1922. Calvin Coolidge. Striped trousers, morning coat, mom’s Bible. His justice of the peace/notary father swore him in. This, our 35th inaugural, was the first broadcast nationally.

Herbert Hoover. Rainy day. Dirigibles overhead. 1929, almost a century ago, he spoke of the failure of our criminal justice system and impotence of the federal government to enforce its laws.

Our 20th Amendment moved Inauguration Day to Jan. 20, following the Electoral College’s certification of the vote. Last chief of state to take the oath in March was 1933, Roosevelt’s first election. First attending morning service with his wife at St. John’s Episcopal Church, FDR, too, set a precedent.

Truman, 1949. The 10 p.m. ball was at the National Guard Armory. Thousands of his Kansas revelers swarmed the city. Trains arrived every two minutes — possibly because they were so glad to get out of Kansas. The parade stretched seven miles. It was the first openly integrated event and first nationally televised.

1957. Eisenhower. His hand was on a West Point Bible.

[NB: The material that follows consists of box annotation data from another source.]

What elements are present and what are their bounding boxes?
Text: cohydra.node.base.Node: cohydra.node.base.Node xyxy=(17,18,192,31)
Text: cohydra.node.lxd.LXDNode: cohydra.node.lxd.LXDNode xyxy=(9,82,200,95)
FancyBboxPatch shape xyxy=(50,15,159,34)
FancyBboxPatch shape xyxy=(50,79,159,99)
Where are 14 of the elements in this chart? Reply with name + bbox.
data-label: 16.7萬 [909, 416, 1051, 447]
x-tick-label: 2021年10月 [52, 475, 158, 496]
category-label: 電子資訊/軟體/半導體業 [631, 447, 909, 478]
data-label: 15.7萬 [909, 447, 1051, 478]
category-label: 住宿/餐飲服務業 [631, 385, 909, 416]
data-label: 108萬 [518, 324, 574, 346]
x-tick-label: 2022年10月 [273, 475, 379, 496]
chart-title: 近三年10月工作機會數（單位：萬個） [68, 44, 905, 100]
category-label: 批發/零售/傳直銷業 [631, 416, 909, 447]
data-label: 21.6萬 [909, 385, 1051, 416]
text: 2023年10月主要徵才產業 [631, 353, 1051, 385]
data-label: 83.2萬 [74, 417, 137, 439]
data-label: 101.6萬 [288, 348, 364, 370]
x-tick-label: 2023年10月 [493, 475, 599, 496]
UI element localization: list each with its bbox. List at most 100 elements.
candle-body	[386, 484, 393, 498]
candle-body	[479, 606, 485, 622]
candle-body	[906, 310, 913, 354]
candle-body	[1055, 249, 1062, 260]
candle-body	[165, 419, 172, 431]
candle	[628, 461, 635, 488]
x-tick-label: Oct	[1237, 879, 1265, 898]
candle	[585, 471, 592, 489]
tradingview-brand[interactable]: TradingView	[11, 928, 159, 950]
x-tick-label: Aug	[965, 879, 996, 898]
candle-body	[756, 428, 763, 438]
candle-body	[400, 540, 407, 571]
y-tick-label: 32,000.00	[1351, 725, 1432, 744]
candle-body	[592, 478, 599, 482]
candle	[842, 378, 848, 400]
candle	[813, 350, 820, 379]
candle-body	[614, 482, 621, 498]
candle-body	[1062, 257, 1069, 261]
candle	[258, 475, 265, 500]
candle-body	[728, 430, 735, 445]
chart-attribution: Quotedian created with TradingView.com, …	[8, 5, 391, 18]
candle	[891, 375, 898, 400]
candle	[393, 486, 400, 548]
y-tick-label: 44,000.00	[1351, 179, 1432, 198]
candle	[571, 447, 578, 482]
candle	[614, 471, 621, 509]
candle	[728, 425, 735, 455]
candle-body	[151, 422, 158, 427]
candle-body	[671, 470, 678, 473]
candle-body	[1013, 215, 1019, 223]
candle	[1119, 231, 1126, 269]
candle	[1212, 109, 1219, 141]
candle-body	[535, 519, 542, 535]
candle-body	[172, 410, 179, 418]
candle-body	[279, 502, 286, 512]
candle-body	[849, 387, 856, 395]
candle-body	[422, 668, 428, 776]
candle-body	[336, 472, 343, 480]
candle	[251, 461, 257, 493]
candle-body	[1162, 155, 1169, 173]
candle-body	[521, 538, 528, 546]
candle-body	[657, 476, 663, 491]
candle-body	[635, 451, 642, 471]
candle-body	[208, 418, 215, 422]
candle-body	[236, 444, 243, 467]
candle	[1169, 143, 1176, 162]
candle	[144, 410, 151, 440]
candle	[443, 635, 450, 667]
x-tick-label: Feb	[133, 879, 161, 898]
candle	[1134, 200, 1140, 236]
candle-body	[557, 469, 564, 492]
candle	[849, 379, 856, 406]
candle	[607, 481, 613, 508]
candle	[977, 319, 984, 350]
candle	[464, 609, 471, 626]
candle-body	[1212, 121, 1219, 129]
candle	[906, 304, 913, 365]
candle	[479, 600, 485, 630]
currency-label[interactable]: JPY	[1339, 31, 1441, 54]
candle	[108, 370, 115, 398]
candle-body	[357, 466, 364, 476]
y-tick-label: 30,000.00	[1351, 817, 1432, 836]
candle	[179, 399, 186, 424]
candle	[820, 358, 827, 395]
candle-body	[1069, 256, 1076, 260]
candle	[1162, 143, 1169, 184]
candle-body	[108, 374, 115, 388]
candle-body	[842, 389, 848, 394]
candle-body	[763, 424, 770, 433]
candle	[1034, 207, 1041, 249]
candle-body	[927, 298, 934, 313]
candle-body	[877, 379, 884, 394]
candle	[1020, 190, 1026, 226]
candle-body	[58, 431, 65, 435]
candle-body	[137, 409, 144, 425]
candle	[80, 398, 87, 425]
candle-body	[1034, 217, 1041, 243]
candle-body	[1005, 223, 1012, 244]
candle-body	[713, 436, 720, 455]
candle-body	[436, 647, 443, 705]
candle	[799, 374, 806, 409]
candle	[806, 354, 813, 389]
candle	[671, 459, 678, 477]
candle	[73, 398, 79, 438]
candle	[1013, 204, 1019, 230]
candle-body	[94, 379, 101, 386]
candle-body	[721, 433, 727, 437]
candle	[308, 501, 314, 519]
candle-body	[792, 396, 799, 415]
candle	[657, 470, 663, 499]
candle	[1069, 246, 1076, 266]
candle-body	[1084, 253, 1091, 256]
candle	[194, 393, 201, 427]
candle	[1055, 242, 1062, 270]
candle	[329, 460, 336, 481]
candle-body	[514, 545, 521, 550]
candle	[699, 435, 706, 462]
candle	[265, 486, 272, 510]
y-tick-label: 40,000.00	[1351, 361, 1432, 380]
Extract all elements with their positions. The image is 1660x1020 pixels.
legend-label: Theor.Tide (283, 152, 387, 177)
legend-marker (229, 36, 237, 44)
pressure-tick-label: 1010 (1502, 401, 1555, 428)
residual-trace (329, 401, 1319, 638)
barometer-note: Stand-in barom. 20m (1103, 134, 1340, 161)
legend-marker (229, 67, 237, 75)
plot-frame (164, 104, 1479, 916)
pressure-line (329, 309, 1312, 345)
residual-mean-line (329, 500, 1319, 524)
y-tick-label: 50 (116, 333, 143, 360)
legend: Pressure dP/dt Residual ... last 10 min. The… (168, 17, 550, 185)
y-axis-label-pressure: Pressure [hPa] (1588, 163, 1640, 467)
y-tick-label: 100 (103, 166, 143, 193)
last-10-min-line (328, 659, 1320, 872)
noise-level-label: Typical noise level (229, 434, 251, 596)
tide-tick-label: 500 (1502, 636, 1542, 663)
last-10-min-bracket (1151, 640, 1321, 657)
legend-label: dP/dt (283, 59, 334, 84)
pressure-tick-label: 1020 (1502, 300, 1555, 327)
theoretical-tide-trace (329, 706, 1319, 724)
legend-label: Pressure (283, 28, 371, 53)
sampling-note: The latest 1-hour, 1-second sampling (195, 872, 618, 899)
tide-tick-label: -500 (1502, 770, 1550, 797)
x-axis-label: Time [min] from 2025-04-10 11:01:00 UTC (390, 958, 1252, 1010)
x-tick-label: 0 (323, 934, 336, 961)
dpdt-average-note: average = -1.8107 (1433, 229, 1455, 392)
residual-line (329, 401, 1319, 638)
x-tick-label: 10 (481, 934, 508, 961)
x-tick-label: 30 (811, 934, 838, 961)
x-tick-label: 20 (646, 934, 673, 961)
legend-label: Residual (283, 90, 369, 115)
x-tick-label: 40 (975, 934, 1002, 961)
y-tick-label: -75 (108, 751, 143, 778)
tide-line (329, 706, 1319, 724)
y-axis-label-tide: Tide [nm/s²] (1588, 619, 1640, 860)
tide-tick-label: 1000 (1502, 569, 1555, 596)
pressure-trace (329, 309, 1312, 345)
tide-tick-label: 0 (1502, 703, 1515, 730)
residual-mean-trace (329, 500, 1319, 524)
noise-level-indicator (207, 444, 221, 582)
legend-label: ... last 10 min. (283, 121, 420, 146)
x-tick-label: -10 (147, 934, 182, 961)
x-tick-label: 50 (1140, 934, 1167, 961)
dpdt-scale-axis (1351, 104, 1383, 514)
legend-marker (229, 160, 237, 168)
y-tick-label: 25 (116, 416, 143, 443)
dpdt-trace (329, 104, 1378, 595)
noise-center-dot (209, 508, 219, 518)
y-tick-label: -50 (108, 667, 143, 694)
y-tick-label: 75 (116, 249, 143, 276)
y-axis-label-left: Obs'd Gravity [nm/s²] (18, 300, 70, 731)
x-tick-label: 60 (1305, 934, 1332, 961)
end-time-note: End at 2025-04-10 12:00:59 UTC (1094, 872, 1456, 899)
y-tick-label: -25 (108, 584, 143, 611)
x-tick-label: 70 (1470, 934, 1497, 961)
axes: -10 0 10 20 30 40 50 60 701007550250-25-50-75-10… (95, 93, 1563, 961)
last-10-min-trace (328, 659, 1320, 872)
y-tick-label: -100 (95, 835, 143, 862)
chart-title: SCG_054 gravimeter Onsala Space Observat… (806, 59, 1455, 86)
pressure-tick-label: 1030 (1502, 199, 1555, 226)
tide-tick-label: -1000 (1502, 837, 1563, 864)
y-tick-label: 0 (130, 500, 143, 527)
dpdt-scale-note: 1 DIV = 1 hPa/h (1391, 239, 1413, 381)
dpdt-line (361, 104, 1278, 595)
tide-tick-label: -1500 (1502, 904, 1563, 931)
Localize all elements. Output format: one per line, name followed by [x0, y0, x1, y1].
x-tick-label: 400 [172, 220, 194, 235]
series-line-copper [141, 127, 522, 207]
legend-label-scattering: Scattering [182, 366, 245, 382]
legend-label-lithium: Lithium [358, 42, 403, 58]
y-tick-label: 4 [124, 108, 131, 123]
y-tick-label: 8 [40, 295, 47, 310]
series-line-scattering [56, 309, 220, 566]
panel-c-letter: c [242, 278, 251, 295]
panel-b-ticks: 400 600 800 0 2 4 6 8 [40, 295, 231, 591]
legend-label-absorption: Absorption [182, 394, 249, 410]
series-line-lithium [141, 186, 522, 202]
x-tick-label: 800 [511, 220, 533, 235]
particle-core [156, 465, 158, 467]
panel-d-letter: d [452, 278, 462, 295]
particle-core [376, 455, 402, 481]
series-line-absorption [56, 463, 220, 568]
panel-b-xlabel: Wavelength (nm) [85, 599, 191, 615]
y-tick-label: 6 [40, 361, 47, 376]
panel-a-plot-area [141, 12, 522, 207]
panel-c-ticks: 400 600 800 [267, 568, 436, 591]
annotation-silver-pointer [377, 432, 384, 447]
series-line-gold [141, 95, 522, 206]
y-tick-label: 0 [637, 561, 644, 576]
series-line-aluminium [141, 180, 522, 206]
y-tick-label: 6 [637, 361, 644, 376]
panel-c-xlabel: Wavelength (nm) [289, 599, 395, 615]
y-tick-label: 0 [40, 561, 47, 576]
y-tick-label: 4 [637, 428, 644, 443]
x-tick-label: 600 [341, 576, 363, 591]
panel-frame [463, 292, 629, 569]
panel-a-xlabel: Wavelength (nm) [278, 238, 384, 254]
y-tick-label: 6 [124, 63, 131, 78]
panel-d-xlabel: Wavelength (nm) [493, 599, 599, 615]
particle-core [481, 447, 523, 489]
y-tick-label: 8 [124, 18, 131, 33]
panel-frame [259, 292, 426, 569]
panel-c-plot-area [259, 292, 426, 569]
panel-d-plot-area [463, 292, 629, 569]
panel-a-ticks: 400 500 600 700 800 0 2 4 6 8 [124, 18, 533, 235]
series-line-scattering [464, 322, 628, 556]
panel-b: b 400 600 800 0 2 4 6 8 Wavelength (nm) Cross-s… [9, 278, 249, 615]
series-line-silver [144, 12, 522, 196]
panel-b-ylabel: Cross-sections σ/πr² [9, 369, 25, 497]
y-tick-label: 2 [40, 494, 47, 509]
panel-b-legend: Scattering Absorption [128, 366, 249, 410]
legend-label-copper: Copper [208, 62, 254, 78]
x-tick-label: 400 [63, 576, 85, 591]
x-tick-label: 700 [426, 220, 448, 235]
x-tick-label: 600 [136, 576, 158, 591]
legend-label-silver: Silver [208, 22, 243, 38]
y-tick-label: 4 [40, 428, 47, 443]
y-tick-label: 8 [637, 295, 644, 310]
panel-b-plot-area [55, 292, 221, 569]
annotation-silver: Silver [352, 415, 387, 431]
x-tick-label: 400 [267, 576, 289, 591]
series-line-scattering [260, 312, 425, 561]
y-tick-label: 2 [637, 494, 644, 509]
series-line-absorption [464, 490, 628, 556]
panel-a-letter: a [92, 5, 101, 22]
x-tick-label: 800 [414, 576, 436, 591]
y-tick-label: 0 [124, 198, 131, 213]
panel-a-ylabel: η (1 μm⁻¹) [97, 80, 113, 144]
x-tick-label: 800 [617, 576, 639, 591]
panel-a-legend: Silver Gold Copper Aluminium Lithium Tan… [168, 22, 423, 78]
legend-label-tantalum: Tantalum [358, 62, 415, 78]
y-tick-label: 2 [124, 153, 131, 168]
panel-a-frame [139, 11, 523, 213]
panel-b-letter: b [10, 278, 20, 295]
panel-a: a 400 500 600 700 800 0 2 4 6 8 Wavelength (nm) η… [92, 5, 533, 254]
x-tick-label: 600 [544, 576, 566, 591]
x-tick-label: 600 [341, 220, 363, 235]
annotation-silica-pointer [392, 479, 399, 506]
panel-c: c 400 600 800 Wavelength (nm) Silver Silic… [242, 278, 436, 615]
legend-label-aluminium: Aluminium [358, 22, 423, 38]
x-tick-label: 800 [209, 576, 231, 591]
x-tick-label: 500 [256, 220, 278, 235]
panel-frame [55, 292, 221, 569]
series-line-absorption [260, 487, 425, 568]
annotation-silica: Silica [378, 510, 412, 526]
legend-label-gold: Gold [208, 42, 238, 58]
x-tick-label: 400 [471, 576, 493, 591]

1961. John F. Kennedy delivered the now immortal phrase: “Ask not what your country can do for you, ask what you can do for your country.”

1981. Reagan broke tradition by staging the ceremony at the Capitol’s west instead of east front to hold more visitors.

The simple ceremony has now osmosed into a 24-hour hoo-ha with parades, feasts, balls, bull, engraved invites, secret sexy service, cookies shaped like a White House, and Mrs. Obama sporting something she could never have afforded before he got the job in order to hop Air Force One with her private staff and visit a country she’d never seen before.

Let’s hear it for the stars and stripes forever.